Kenya faces Olympic ban as Wada 'loses patience' over doping
African nation has two months to provide funding and show it is tackling problem or it will be declared non-compliant like Russia
Kenya has been placed on probation by the World Anti-Doping Agency (Wada) after it failed to take action to tackle its drugs problems.
The news means that days after the country warned it could pull out of the Rio Games on account of the Zika outbreak, another threat to its participation in this year's Games has emerged.
Kenya has been given two months to bring in new legislation and funding to tackle doping or it will be declared non-compliant with Wada, reports the BBC.

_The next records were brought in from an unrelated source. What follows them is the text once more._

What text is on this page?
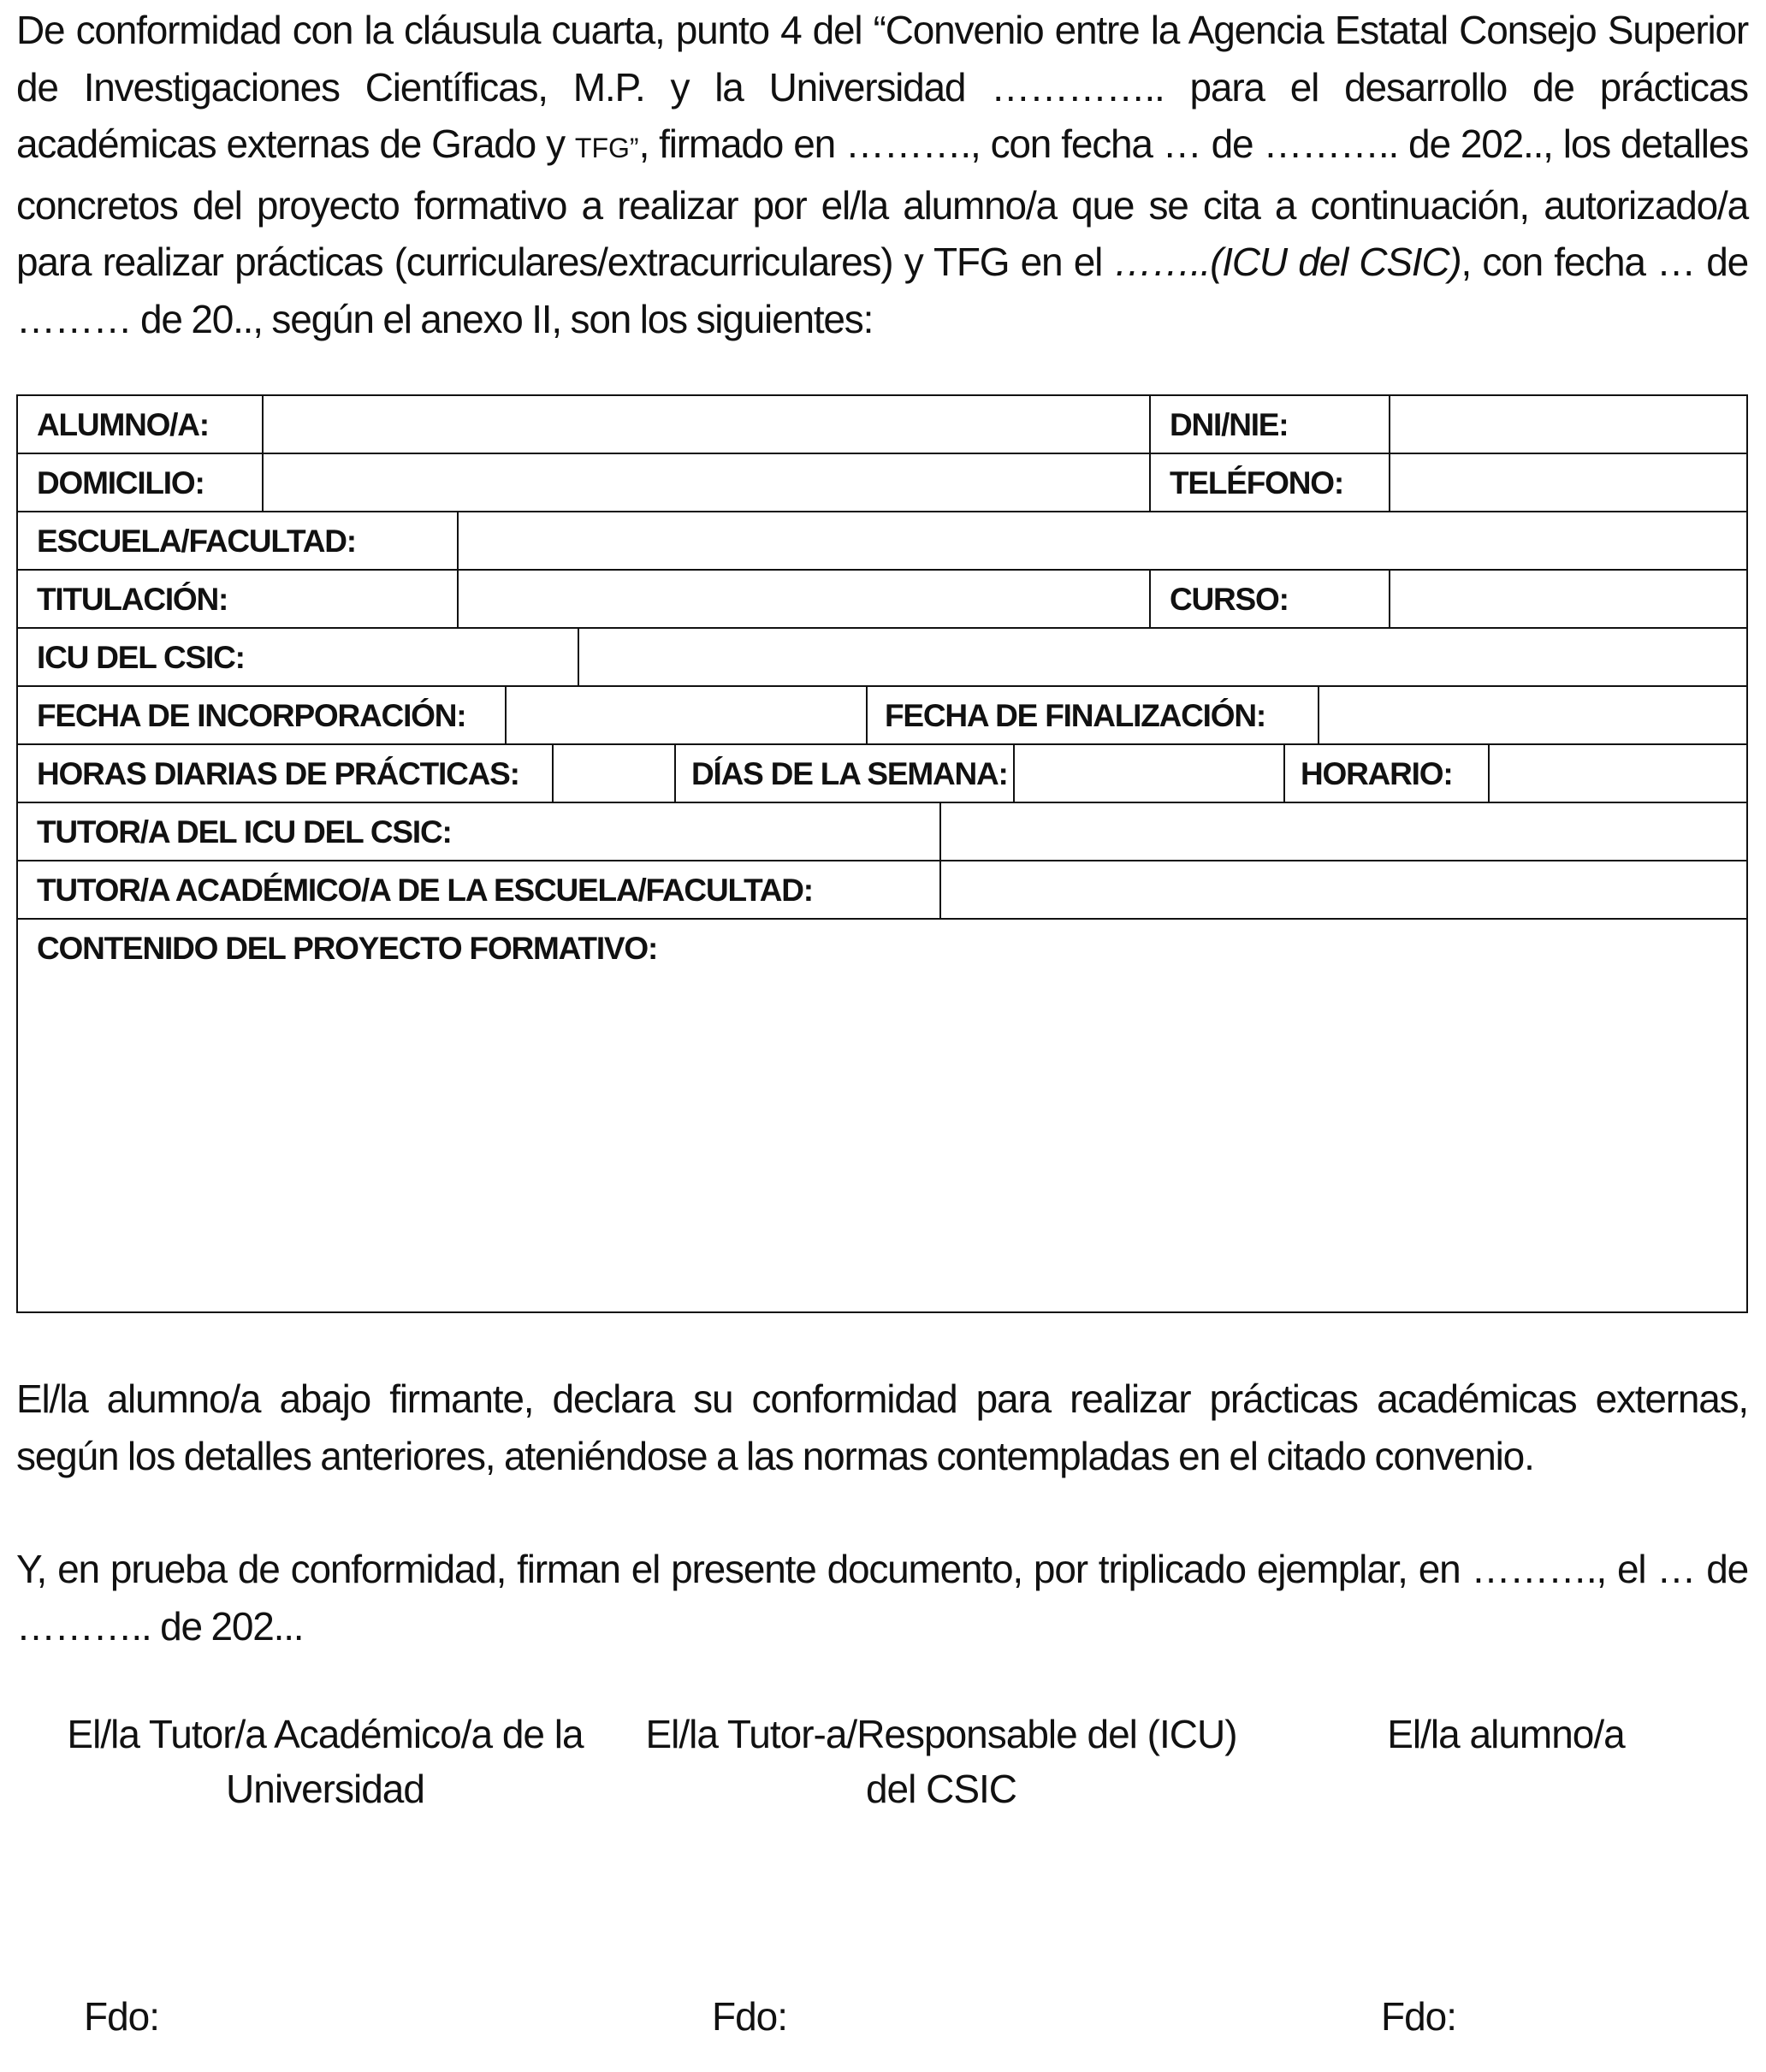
De conformidad con la cláusula cuarta, punto 4 del “Convenio entre la Agencia Estatal Consejo Superior de Investigaciones Científicas, M.P. y la Universidad ………….. para el desarrollo de prácticas académicas externas de Grado y TFG”, firmado en ………., con fecha … de ……….. de 202.., los detalles concretos del proyecto formativo a realizar por el/la alumno/a que se cita a continuación, autorizado/a para realizar prácticas (curriculares/extracurriculares) y TFG en el ……..(ICU del CSIC), con fecha … de ……… de 20.., según el anexo II, son los siguientes:
ALUMNO/A:	DNI/NIE:
DOMICILIO:	TELÉFONO:
ESCUELA/FACULTAD:
TITULACIÓN:	CURSO:
ICU DEL CSIC:
FECHA DE INCORPORACIÓN:	FECHA DE FINALIZACIÓN:
HORAS DIARIAS DE PRÁCTICAS:	DÍAS DE LA SEMANA:	HORARIO:
TUTOR/A DEL ICU DEL CSIC:
TUTOR/A ACADÉMICO/A DE LA ESCUELA/FACULTAD:
CONTENIDO DEL PROYECTO FORMATIVO:
El/la alumno/a abajo firmante, declara su conformidad para realizar prácticas académicas externas, según los detalles anteriores, ateniéndose a las normas contempladas en el citado convenio.
Y, en prueba de conformidad, firman el presente documento, por triplicado ejemplar, en ………., el … de ……….. de 202...
El/la Tutor/a Académico/a de la
Universidad
El/la Tutor-a/Responsable del (ICU)
del CSIC
El/la alumno/a
Fdo:	Fdo:	Fdo:
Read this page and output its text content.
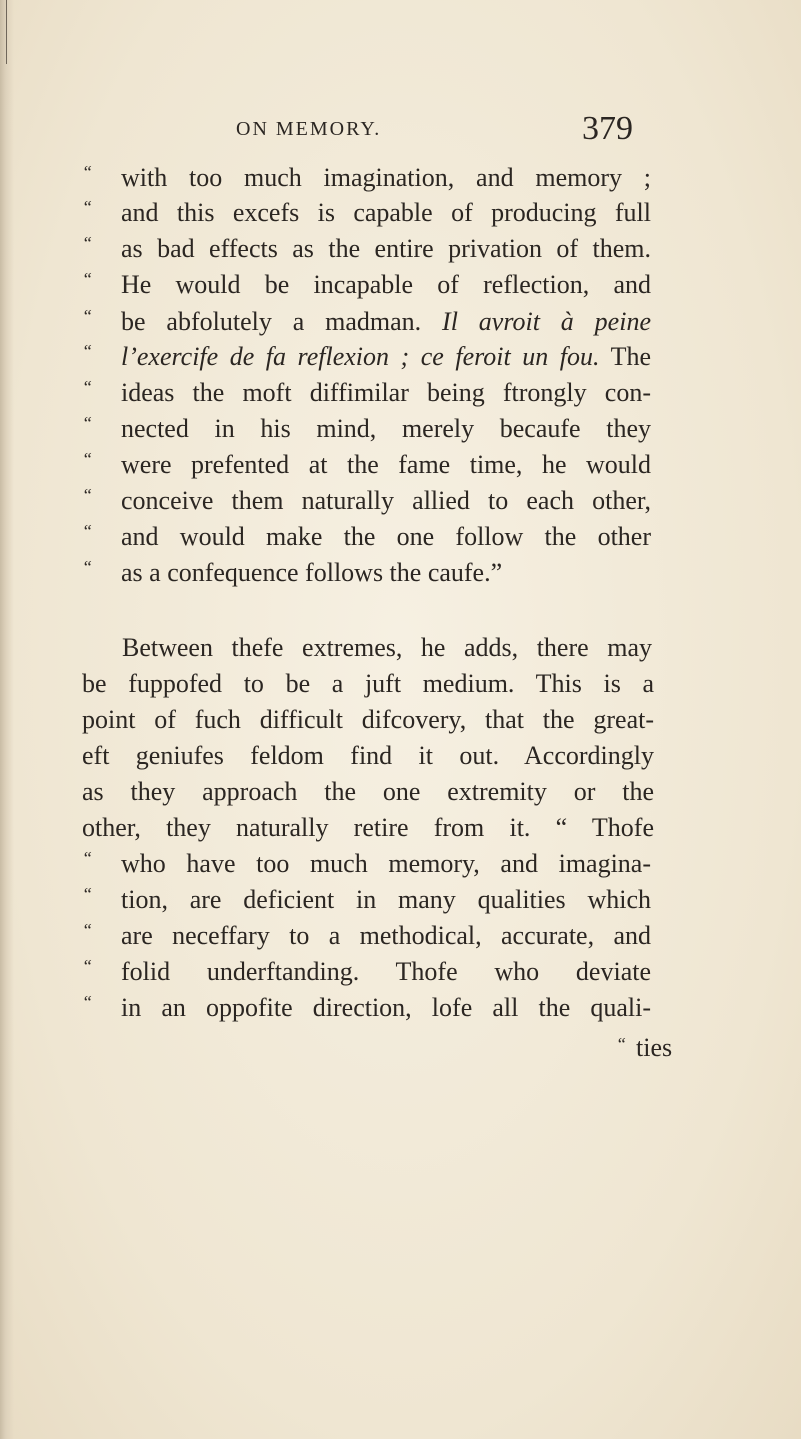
ON MEMORY.	379
“ with too much imagination, and memory ;
“ and this excefs is capable of producing full
“ as bad effects as the entire privation of them.
“ He would be incapable of reflection, and
“ be abfolutely a madman. Il avroit à peine
“ l’exercife de fa reflexion ; ce feroit un fou. The
“ ideas the moft diffimilar being ftrongly con-
“ nected in his mind, merely becaufe they
“ were prefented at the fame time, he would
“ conceive them naturally allied to each other,
“ and would make the one follow the other
“ as a confequence follows the caufe.”
Between thefe extremes, he adds, there may
be fuppofed to be a juft medium. This is a
point of fuch difficult difcovery, that the great-
eft geniufes feldom find it out. Accordingly
as they approach the one extremity or the
other, they naturally retire from it. “ Thofe
“ who have too much memory, and imagina-
“ tion, are deficient in many qualities which
“ are neceffary to a methodical, accurate, and
“ folid underftanding. Thofe who deviate
“ in an oppofite direction, lofe all the quali-
“ ties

The sanction could lead to the African country suffering the same fate as Russia, whose athletes have been banned from international competition over state-sponsored doping and are likely to miss this summer's Olympics.
Since 2011, more than 40 Kenyans have failed drugs tests and 18 of its athletes are currently serving bans. Three officials have also been suspended over corruption claims.
"For several months, Wada has been trying to persuade Kenya to set up an effective national agency so more drug tests can be conducted, but progress has been slow," says the BBC.
Legislation has not yet been passed and state funding for testing has also to materialise.
In a statement, Wada said it had made "some progress" with Kenya, whose athletes dominate distance running and topped the 2015 World Championships medals table, but added there was "still a lot of work required".
Kenya "has exhausted Wada's patience" as it waits for £3.5m in funding, says the Daily Telegraph. The country is now "facing the threat of an Olympic ban", it adds.
If Kenya is declared non-compliant, the International Olympic Committee and other event organisers and international federations have the capacity to refuse its athletes to compete.
However, the prospect of an Olympic ban is "slim", claims The Guardian.
"The distinction with Russia is worth stressing," it says. "The Russian Athletics Federation was suspended from international athletics after the country was found guilty of state-sponsored doping. In Kenya's case, Wada’s intervention is about forcing the nation's government to provide the £3.5m needed to fund and staff the fledgling Anti-Doping Agency of Kenya."